= The World in Action =

The World in Action ( World in Action) was a monthly series of propaganda films from the National Film Board of Canada (NFB), created to boost morale and show the Allied war effort during the Second World War.

The series was inspired by the success of the NFB's Canada Carries On series. Patterned after the popular American March of Time newsreels, The World in Action was designed to appear to a broader international audience than Canada Carries On . It was distributed internationally by United Artists.

The World in Action series was produced in 35 mm for the theatrical market. Each film was shown over a six-month period as part of the shorts or newsreel segments in approximately 800 theatres across Canada. The NFB had an arrangement with Famous Players theatres to ensure that Canadians from coast-to-coast could see them, with further distribution by United Artists.
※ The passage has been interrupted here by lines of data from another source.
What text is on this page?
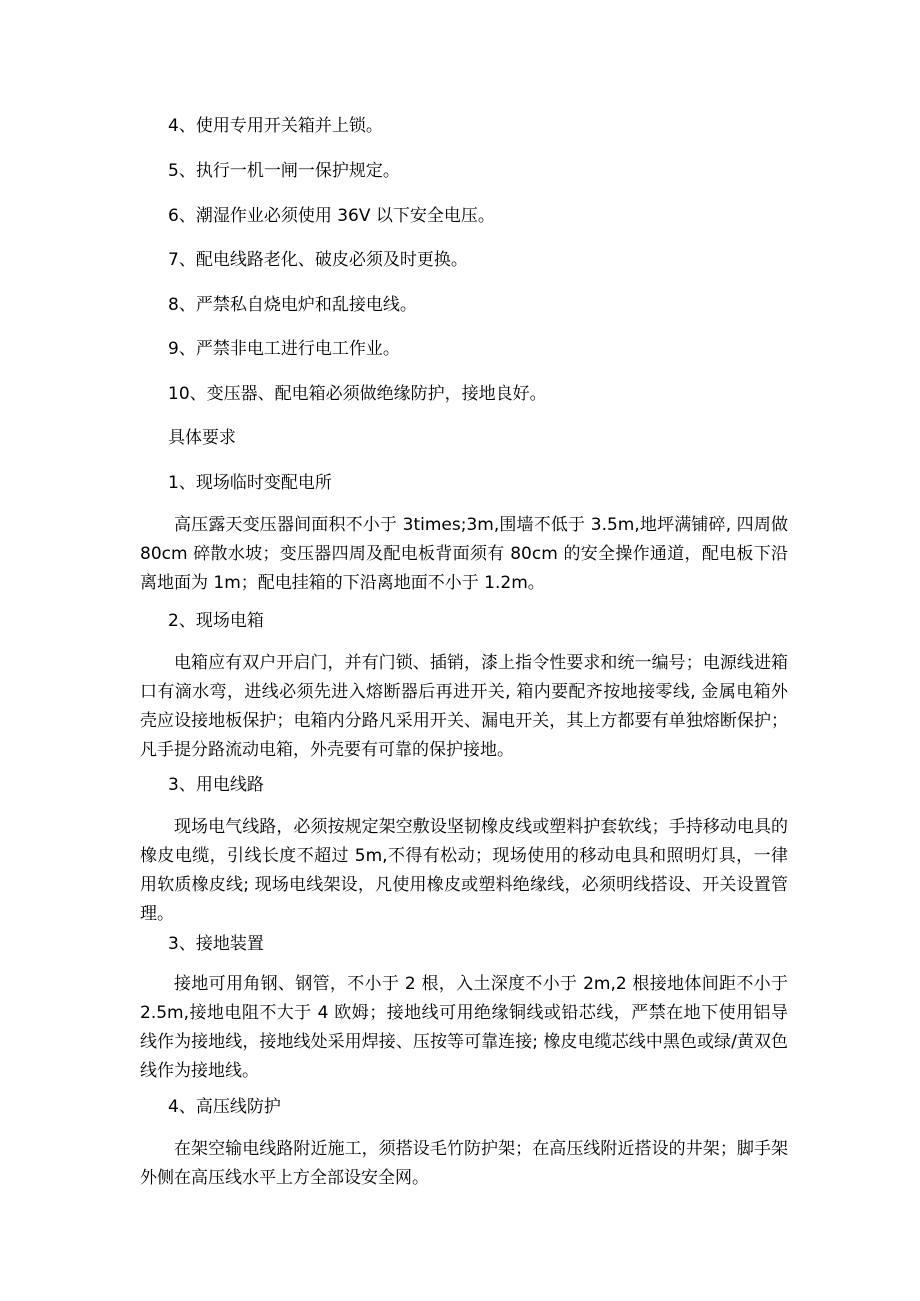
4、使用专用开关箱并上锁。
5、执行一机一闸一保护规定。
6、潮湿作业必须使用 36V 以下安全电压。
7、配电线路老化、破皮必须及时更换。
8、严禁私自烧电炉和乱接电线。
9、严禁非电工进行电工作业。
10、变压器、配电箱必须做绝缘防护，接地良好。
具体要求
1、现场临时变配电所
高压露天变压器间面积不小于 3times;3m,围墙不低于 3.5m,地坪满铺碎, 四周做 80cm 碎散水坡；变压器四周及配电板背面须有 80cm 的安全操作通道，配电板下沿离地面为 1m；配电挂箱的下沿离地面不小于 1.2m。
2、现场电箱
电箱应有双户开启门，并有门锁、插销，漆上指令性要求和统一编号；电源线进箱口有滴水弯，进线必须先进入熔断器后再进开关, 箱内要配齐按地接零线, 金属电箱外壳应设接地板保护；电箱内分路凡采用开关、漏电开关，其上方都要有单独熔断保护；凡手提分路流动电箱，外壳要有可靠的保护接地。
3、用电线路
现场电气线路，必须按规定架空敷设坚韧橡皮线或塑料护套软线；手持移动电具的橡皮电缆，引线长度不超过 5m,不得有松动；现场使用的移动电具和照明灯具，一律用软质橡皮线; 现场电线架设，凡使用橡皮或塑料绝缘线，必须明线搭设、开关设置管理。
3、接地装置
接地可用角钢、钢管，不小于 2 根，入土深度不小于 2m,2 根接地体间距不小于 2.5m,接地电阻不大于 4 欧姆；接地线可用绝缘铜线或铅芯线，严禁在地下使用铝导线作为接地线，接地线处采用焊接、压按等可靠连接; 橡皮电缆芯线中黑色或绿/黄双色线作为接地线。
4、高压线防护
在架空输电线路附近施工，须搭设毛竹防护架；在高压线附近搭设的井架；脚手架外侧在高压线水平上方全部设安全网。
After the six-month theatrical tour ended, individual films were made available on 16 mm to schools, libraries, churches and factories, extending their life for another year or two. They were also made available to film libraries operated by university and provincial authorities.

The narrator in Global Air Routes in The World in Action series was Lorne Greene, known for his work on both radio broadcasts as a news announcer at CBC as well as narrating many of the Canada Carries On series. His sonorous recitation led to his nickname, "The Voice of Canada", and when reading grim battle statistics, "The Voice of Doom".

==Series titles==

- Churchill's Island (1941), Directed, Produced by Stuart Legg, 22 min. *Originally released as part of Canada Carries On
- Food - Weapon of Conquest (1941) Directed, Produced by Stuart Legg, 22 min.
- Ferry Pilot (1942) Produced by Stuart Legg, Directed by Ross McLean, 19 min.
- Freighters Under Fire (1942), 26 min.
- Geopolitik - Hitler's Plan for Empire (1942) Directed and produced by Stuart Legg, 20 min.
- Inside Fighting China (1942) Produced by Stuart Legg, 22 min.
- Inside Fighting Russia (1942) Produced by Stuart Legg, 22 min.
- Invasion of North Africa (1942), 21 min.
- The Mask of Nippon (1942) Directed by Margaret Palmer, produced by Stuart Legg, 21 min.
- Road to Tokyo (1942) Produced by Raymond Spottiswoode, 18 min.
- This Is Blitz (1942) Directed by Stuart Legg, 22 min.
- Battle Is Their Birthright (1943) Directed and produced by Stuart Legg, 24 min.
- Corvette Port Arthur (1943) Directed and produced by Joris Ivens, 22 min.
- Fighting Dutch (1943) Produced by Raymond Spottiswoode, 15 min.
- The Gates of Italy (1943) Produced by Stuart Legg, Tom Daly, 21 min.
- Invasion of Europe (1943), 21 min.
- Labour Front (1943), 21 min.
- Letter from Overseas (1943), 15 min.
- Paratroops (1943) Directed and produced by Stanley Hawes, 10 min.
- War Birds (1943), 15 min.
- The War for Men's Minds (1943) Directed and produced by Stuart Legg, 21 min.
- Wings on Her Shoulder (1943) Directed by Jane Marsh, 9 min.
- Fortress Japan (1944) Produced by Stuart Legg, 16 min.
- Balkan Powder Keg (1944) Directed and produced by Stuart Legg, 19 min.
- Battle of Europe (1944) Directed by Tom Daly, produced by Stuart Legg, 15 min.
- Global Air Routes (1944) Directed and produced by Stuart Legg, 14 min. 45 sec.
- Inside France (1944) Directed by Stuart Legg and Tom Daly, produced by Stuart Legg, 21 min.
- Our Northern Neighbour (1944) Directed by Tom Daly, produced by Stuart Legg, 21 min.
- Ships and Men (1944) Directed by Leslie McFarlane, produced by Ernest Borneman, 18 min.
- When Asia Speaks (1944) Directed by Gordon Weisenborn, produced by Stuart Legg, 19 min.
- Zero Hour (1944) Produced by Stuart Legg, 22 min.
- Food: Secret of the Peace (1945) Directed and produced by Stuart Legg, 11 min.
- Guilty Men (1945) Directed, Produced by Tom Daly, 11 min.
- John Bull's Own Island (1945) Directed and produced by Stuart Legg, 20 min.
- Maps in Action (1945) Produced by Stuart Legg, 20 min.
- Now — The Peace (1945) Produced by Stuart Legg, 21 min.
- Spotlight on the Balkans (1945) Produced by Stuart Legg, 11 min.